Dongguan, a city famous for entrepreneurship, is just two hours by train from Hong Kong. Hundreds of thousands of people, mostly from poor rural areas, are attracted to the city hoping for a better life. The city has approximately five million migrant workers - that is four-fifths of its population.
Ji himself was born in a village near the city of Heze in Shandong province, almost 1,800km (1,118 miles) away. His brother said that Ji stopped going to school when he was at primary because "our family was very poor".
Heze is a medium-sized and nondescript city by Chinese standards, with a population of about nine million and surrounded by a vast agricultural belt which is known for its grain, cotton, forestry and livestock.
The brothers' father was a farmer. Their mother died 12 years ago, around the time Ji left for Dongguan.
"My brother believed that life could be improved through hard and honest work, and that was exactly what he did in Dongguan," Ji Zhongji said.

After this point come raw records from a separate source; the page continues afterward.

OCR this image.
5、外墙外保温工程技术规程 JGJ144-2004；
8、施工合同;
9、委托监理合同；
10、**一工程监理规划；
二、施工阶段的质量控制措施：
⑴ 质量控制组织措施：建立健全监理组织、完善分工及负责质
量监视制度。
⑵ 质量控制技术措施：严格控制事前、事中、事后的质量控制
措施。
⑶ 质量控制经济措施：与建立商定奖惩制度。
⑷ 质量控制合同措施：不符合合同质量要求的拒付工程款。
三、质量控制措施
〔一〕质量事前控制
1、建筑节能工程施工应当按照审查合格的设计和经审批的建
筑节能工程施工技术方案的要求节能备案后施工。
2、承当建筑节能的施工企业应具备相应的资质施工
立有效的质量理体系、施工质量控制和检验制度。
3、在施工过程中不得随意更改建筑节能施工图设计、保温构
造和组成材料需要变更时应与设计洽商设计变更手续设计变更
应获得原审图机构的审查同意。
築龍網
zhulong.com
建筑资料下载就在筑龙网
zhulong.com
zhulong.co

He recalled going to visit his younger brother in hospital after his girlfriend left him. When he brought him back to Heze, he had come full circle having apparently achieved nothing.
"We didn't have enough money for the train fare and had to beg the train operators for compassion," Ji Zhongji said.
He said that Ji Zhongxing had fervently hoped the law would support him.
Disappeared to airport
Ji then lived with his father at home, only making the occasional journey to Beijing as a petitioner.
"My brother is very sad. He is angry with the way the government, the police and the court dealt with his case," said Ji Zhongji.
"My father told me that he disappeared one day, very unusual considering his paralysis. And he phoned my father saying he was going to Beijing," his brother said.
It is not known how Ji Zhongxing managed to pass security checks and enter the airport with an explosive device.
"My brother didn't want to hurt anyone. He just wanted to air his grievance. He gave off a warning before the explosion," Ji Zhongji said.
In court Ji said he regretted his actions but the judge decided he had to be held responsible and sentenced him accordingly. His brother says they will appeal.
Analysts say any appeal is unlikely to be successful, but Ji has made his story known and many microbloggers have taken this tale to heart.